A few other things worth mentioning. The test vehicle was a stock (apart from a BPM GT exhaust system) 05 WRX. Stock WRXs consistently put down about 90kw ATW on his dyno. The intercooler outlet temp probe was placed in the silicon hose joiner at the throttle body. (IAT on the data sheet).
We started off with the PW intercooler/splitter and did a base line power run. Result was 115.5kw. Looking at the intercooler outlet temp saw a peak of 51C. I must say at this point I was a little disappointed. We saved all of the data collected during the run so that we could overlay it with the results from the stock intercooler.
Next we installed the stock intercooler/splitter. Max power was 107.5kw. More disturbing was how badly the factory WRX intercooler performs.
This graph (pictured left) shows the before and after power.
Note the test number. These 2 runs were back-to-back.
This graph (pictured left) shows the before and after intercooler outlet temps. Dark line is the PW unit, lighter line the stock unit. Note, we made sure that we started the test with same intercooler outlet temp to give an accurate comparision between the two. You can see both intercoolers started at about 37C. The PW unit saw a max of 51C and the stock unit 66C. This, of course is after one run on the dyno.

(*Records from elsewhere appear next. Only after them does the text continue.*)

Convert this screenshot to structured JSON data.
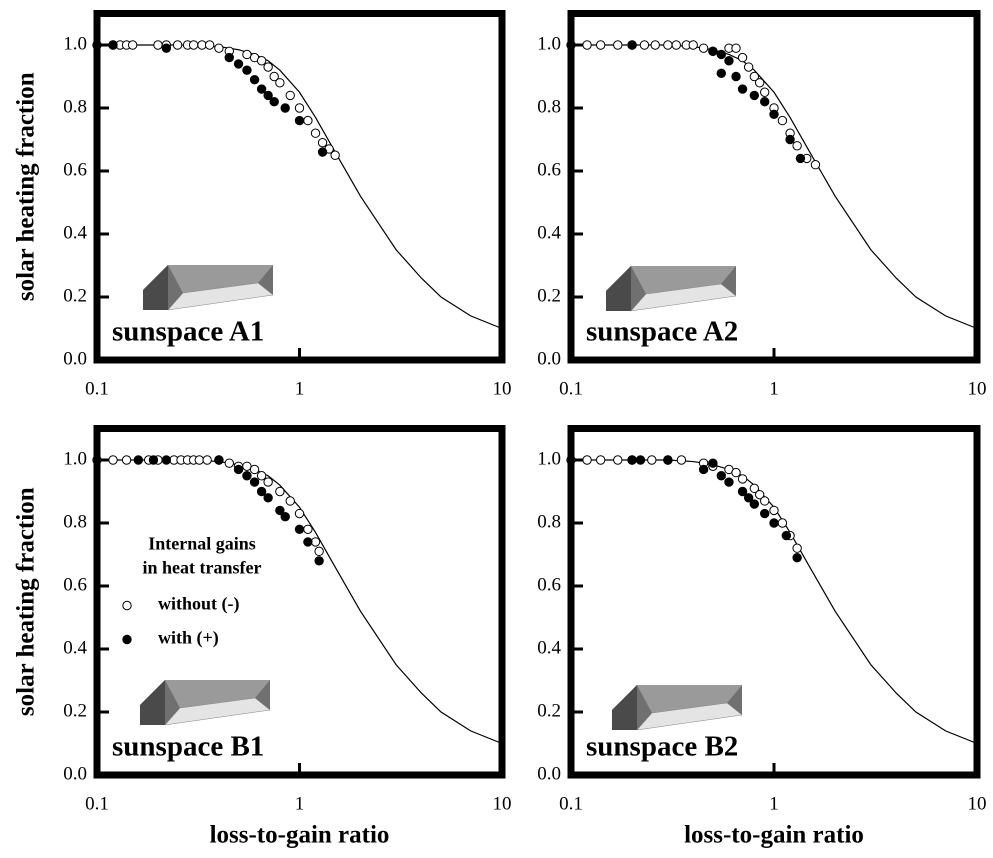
{
  "chart_data": [
    {
      "type": "scatter",
      "title": "sunspace A1",
      "ylabel": "solar heating fraction",
      "log_x": true,
      "xlim": [
        0.1,
        10
      ],
      "ylim": [
        0,
        1.1
      ],
      "xticks": [
        0.1,
        1,
        10
      ],
      "yticks": [
        {
          "value": 0,
          "label": "0.0"
        },
        0.2,
        0.4,
        0.6,
        0.8,
        {
          "value": 1,
          "label": "1.0"
        }
      ],
      "series": [
        {
          "marker": "open",
          "color": "#000000",
          "x": [
            0.12,
            0.13,
            0.14,
            0.15,
            0.2,
            0.22,
            0.25,
            0.28,
            0.3,
            0.33,
            0.36,
            0.4,
            0.45,
            0.55,
            0.6,
            0.65,
            0.7,
            0.75,
            0.8,
            0.9,
            1.0,
            1.1,
            1.2,
            1.3,
            1.4,
            1.5
          ],
          "values": [
            1.0,
            1.0,
            1.0,
            1.0,
            1.0,
            1.0,
            1.0,
            1.0,
            1.0,
            1.0,
            1.0,
            0.99,
            0.98,
            0.97,
            0.96,
            0.95,
            0.93,
            0.9,
            0.88,
            0.84,
            0.8,
            0.76,
            0.72,
            0.69,
            0.67,
            0.65
          ]
        },
        {
          "marker": "filled",
          "color": "#000000",
          "x": [
            0.1,
            0.12,
            0.22,
            0.45,
            0.5,
            0.55,
            0.6,
            0.65,
            0.7,
            0.75,
            0.85,
            1.0,
            1.3
          ],
          "values": [
            1.0,
            1.0,
            0.99,
            0.96,
            0.94,
            0.92,
            0.89,
            0.86,
            0.84,
            0.82,
            0.8,
            0.76,
            0.66
          ]
        }
      ],
      "curve": {
        "x": [
          0.1,
          0.2,
          0.3,
          0.4,
          0.5,
          0.6,
          0.7,
          0.8,
          1,
          1.2,
          1.5,
          2,
          3,
          4,
          5,
          7,
          10
        ],
        "values": [
          1.0,
          1.0,
          1.0,
          0.995,
          0.985,
          0.97,
          0.95,
          0.92,
          0.85,
          0.77,
          0.66,
          0.52,
          0.35,
          0.26,
          0.2,
          0.14,
          0.1
        ]
      }
    },
    {
      "type": "scatter",
      "title": "sunspace A2",
      "log_x": true,
      "xlim": [
        0.1,
        10
      ],
      "ylim": [
        0,
        1.1
      ],
      "xticks": [
        0.1,
        1,
        10
      ],
      "yticks": [
        {
          "value": 0,
          "label": "0.0"
        },
        0.2,
        0.4,
        0.6,
        0.8,
        {
          "value": 1,
          "label": "1.0"
        }
      ],
      "series": [
        {
          "marker": "open",
          "color": "#000000",
          "x": [
            0.12,
            0.14,
            0.17,
            0.2,
            0.23,
            0.26,
            0.3,
            0.33,
            0.37,
            0.4,
            0.45,
            0.5,
            0.6,
            0.65,
            0.7,
            0.75,
            0.8,
            0.85,
            0.9,
            1.0,
            1.1,
            1.2,
            1.3,
            1.45,
            1.6
          ],
          "values": [
            1.0,
            1.0,
            1.0,
            1.0,
            1.0,
            1.0,
            1.0,
            1.0,
            1.0,
            1.0,
            0.99,
            0.98,
            0.99,
            0.99,
            0.96,
            0.93,
            0.9,
            0.88,
            0.85,
            0.8,
            0.76,
            0.72,
            0.68,
            0.64,
            0.62
          ]
        },
        {
          "marker": "filled",
          "color": "#000000",
          "x": [
            0.1,
            0.2,
            0.5,
            0.55,
            0.6,
            0.55,
            0.65,
            0.7,
            0.8,
            0.9,
            1.0,
            1.2,
            1.35
          ],
          "values": [
            1.0,
            1.0,
            0.98,
            0.97,
            0.95,
            0.91,
            0.9,
            0.86,
            0.84,
            0.82,
            0.78,
            0.7,
            0.64
          ]
        }
      ],
      "curve": {
        "x": [
          0.1,
          0.2,
          0.3,
          0.4,
          0.5,
          0.6,
          0.7,
          0.8,
          1,
          1.2,
          1.5,
          2,
          3,
          4,
          5,
          7,
          10
        ],
        "values": [
          1.0,
          1.0,
          1.0,
          0.995,
          0.985,
          0.97,
          0.95,
          0.92,
          0.85,
          0.77,
          0.66,
          0.52,
          0.35,
          0.26,
          0.2,
          0.14,
          0.1
        ]
      }
    },
    {
      "type": "scatter",
      "title": "sunspace B1",
      "ylabel": "solar heating fraction",
      "xlabel": "loss-to-gain ratio",
      "log_x": true,
      "xlim": [
        0.1,
        10
      ],
      "ylim": [
        0,
        1.1
      ],
      "xticks": [
        0.1,
        1,
        10
      ],
      "yticks": [
        {
          "value": 0,
          "label": "0.0"
        },
        0.2,
        0.4,
        0.6,
        0.8,
        {
          "value": 1,
          "label": "1.0"
        }
      ],
      "legend": {
        "title": [
          "Internal gains",
          "in heat transfer"
        ],
        "entries": [
          {
            "label": "without (-)",
            "marker": "open"
          },
          {
            "label": "with (+)",
            "marker": "filled"
          }
        ]
      },
      "series": [
        {
          "marker": "open",
          "color": "#000000",
          "x": [
            0.1,
            0.12,
            0.14,
            0.18,
            0.2,
            0.24,
            0.26,
            0.28,
            0.3,
            0.32,
            0.35,
            0.4,
            0.45,
            0.5,
            0.55,
            0.6,
            0.65,
            0.7,
            0.8,
            0.9,
            1.0,
            1.1,
            1.2,
            1.25
          ],
          "values": [
            1.0,
            1.0,
            1.0,
            1.0,
            1.0,
            1.0,
            1.0,
            1.0,
            1.0,
            1.0,
            1.0,
            1.0,
            0.99,
            0.98,
            0.98,
            0.97,
            0.95,
            0.93,
            0.9,
            0.87,
            0.83,
            0.78,
            0.74,
            0.71
          ]
        },
        {
          "marker": "filled",
          "color": "#000000",
          "x": [
            0.16,
            0.19,
            0.22,
            0.4,
            0.5,
            0.55,
            0.6,
            0.65,
            0.7,
            0.8,
            0.85,
            1.0,
            1.1,
            1.25
          ],
          "values": [
            1.0,
            1.0,
            1.0,
            1.0,
            0.97,
            0.95,
            0.93,
            0.9,
            0.88,
            0.84,
            0.82,
            0.78,
            0.74,
            0.68
          ]
        }
      ],
      "curve": {
        "x": [
          0.1,
          0.2,
          0.3,
          0.4,
          0.5,
          0.6,
          0.7,
          0.8,
          1,
          1.2,
          1.5,
          2,
          3,
          4,
          5,
          7,
          10
        ],
        "values": [
          1.0,
          1.0,
          1.0,
          0.995,
          0.985,
          0.97,
          0.95,
          0.92,
          0.85,
          0.77,
          0.66,
          0.52,
          0.35,
          0.26,
          0.2,
          0.14,
          0.1
        ]
      }
    },
    {
      "type": "scatter",
      "title": "sunspace B2",
      "xlabel": "loss-to-gain ratio",
      "log_x": true,
      "xlim": [
        0.1,
        10
      ],
      "ylim": [
        0,
        1.1
      ],
      "xticks": [
        0.1,
        1,
        10
      ],
      "yticks": [
        {
          "value": 0,
          "label": "0.0"
        },
        0.2,
        0.4,
        0.6,
        0.8,
        {
          "value": 1,
          "label": "1.0"
        }
      ],
      "series": [
        {
          "marker": "open",
          "color": "#000000",
          "x": [
            0.1,
            0.12,
            0.14,
            0.17,
            0.2,
            0.25,
            0.3,
            0.35,
            0.45,
            0.5,
            0.6,
            0.65,
            0.7,
            0.8,
            0.85,
            0.9,
            1.0,
            1.1,
            1.2,
            1.3
          ],
          "values": [
            1.0,
            1.0,
            1.0,
            1.0,
            1.0,
            1.0,
            1.0,
            1.0,
            0.99,
            0.98,
            0.97,
            0.96,
            0.94,
            0.91,
            0.89,
            0.87,
            0.84,
            0.8,
            0.76,
            0.72
          ]
        },
        {
          "marker": "filled",
          "color": "#000000",
          "x": [
            0.2,
            0.22,
            0.3,
            0.45,
            0.55,
            0.5,
            0.6,
            0.7,
            0.75,
            0.8,
            0.9,
            1.0,
            1.15,
            1.3
          ],
          "values": [
            1.0,
            1.0,
            1.0,
            0.97,
            0.95,
            0.99,
            0.93,
            0.9,
            0.88,
            0.86,
            0.83,
            0.8,
            0.76,
            0.69
          ]
        }
      ],
      "curve": {
        "x": [
          0.1,
          0.2,
          0.3,
          0.4,
          0.5,
          0.6,
          0.7,
          0.8,
          1,
          1.2,
          1.5,
          2,
          3,
          4,
          5,
          7,
          10
        ],
        "values": [
          1.0,
          1.0,
          1.0,
          0.995,
          0.985,
          0.97,
          0.95,
          0.92,
          0.85,
          0.77,
          0.66,
          0.52,
          0.35,
          0.26,
          0.2,
          0.14,
          0.1
        ]
      }
    }
  ]
}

Next test was to see how badly the stock intercooler is effected by constant back-to-back runs. The graph (pictured left) shows 3 runs in quick succession. After the 3rd run we were up to 84C intercooler outlet temp.
I would hate to see the outlet temps after a few laps at the circuit.
Ok, real testing is done on the road. The only data that I was able to get on the road (with the equipment that I have) is intercooler outlet temps. I used a Fluke 87 digital multimeter with a K-type thermo couple just before the throttle body. (same position a the dyno test). Im not able log this data so you will just have to take my word for it.(Hence the reason stage 2 testing that will be done)
While doing the dyno testing I compared my Fluke meter with the dyno AIT probe and they were always within a degree of each other.
So, out into mountains with the PW intercooler/splitter combo. Basically I was unable to get the intercooler outlet temp above 43C no matter how hard I pushed. Great... now Im happy. Back to workshop and changed back to the stock intercooler/splitter.
Went and did the same hard driving and saw a peak of 72C which would probably have kept rising but I decided that was enough. The car also felt a lot less lively.